Et cette confusion, qui est vraiment centrale dans notre problème, vous la trouvez dans la
disposition de la loi belge qui a court-circuité dans un seul article les deux alinéas de l’article 27 du
statut de la Cour pénale internationale. L’article 27 du statut de la Cour pénale internationale fait
bien la distinction entre un premier aspect qui est celui des causes d’excuses que pourrait trouver la
personne accusée dans les fonctions qu’elle exerçait au moment de l’exercice de celle-ci, et le
deuxième paragraphe vise bien l’immunité. Et dans le statut de la Cour pénale internationale, on
précise bien les immunités de droit interne ou de droit international.

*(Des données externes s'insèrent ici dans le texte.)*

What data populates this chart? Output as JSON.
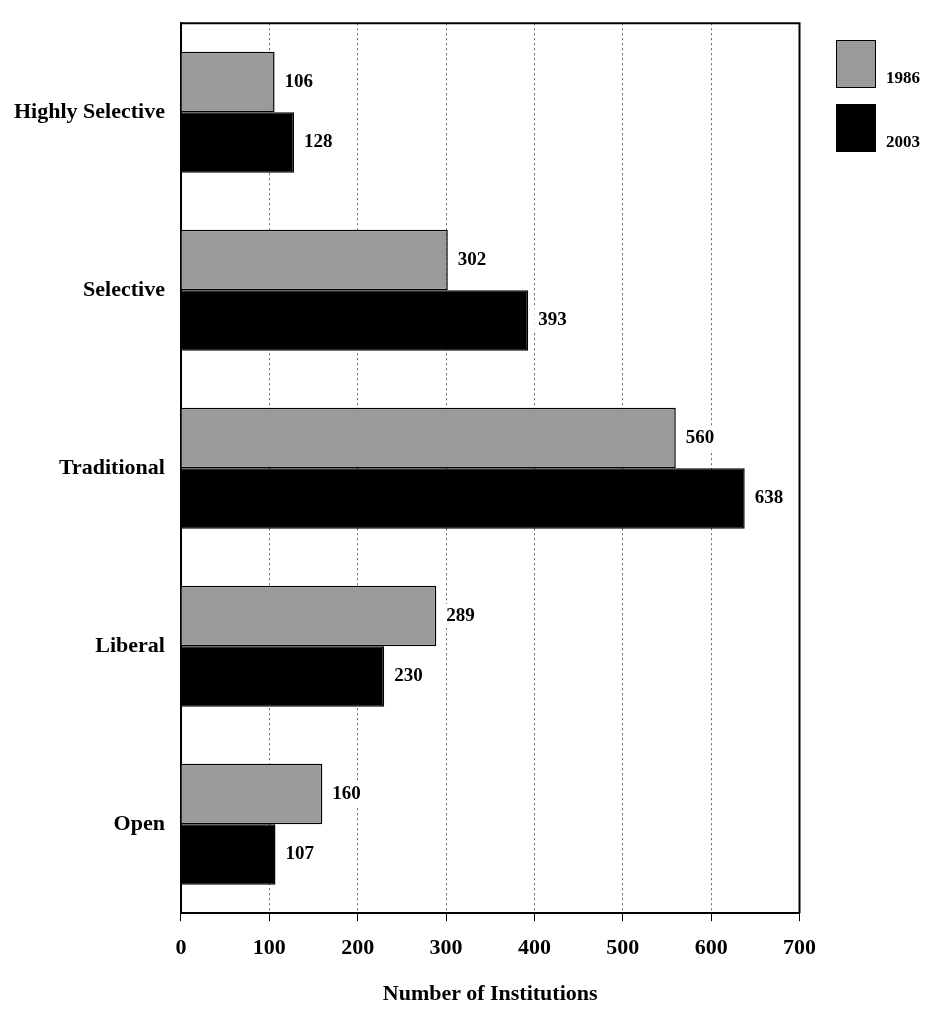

La loi belge parle bien d’immunité, elle n’ose pas parler d’immunité de droit international,
parce qu’apparaissait assez énorme que le législateur se prononce sur une immunité de droit
international, et elle dit donc immunité tout court. Et c’est en tous cas de cette manière que la loi a
été interprétée par un certain nombre de juges d’instruction comme on le rappelait déjà tout à
l’heure. Il ne s’agit donc pas, dans l’hypothèse des grands criminels de guerre, d’une immunité, ils
n’avaient plus aucune immunité quelconque, ils n’avaient plus aucune qualité officielle, il s’agissait
d’un problème tout à fait différent qui était de savoir si les fonctions qu’ils exerçaient les
protégeaient contre l’exercice de la justice pénale internationale. Et vous vous rappellerez
peut-être, Monsieur le président, Madame et Messieurs les Membres du jury, que, au moment de la
mise en accusation de l’ex-Empereur Guillaume II, il y a eu un certain nombre de voies
discordantes, notamment américaines, estimant, suivant une doctrine qui était acceptée à cette
époque mais qui est périmée aujourd’hui, qu’un chef d’Etat ne peut pas être personnellement mis
en cause pour des actes qu’il a accompli au nom de son gouvernement.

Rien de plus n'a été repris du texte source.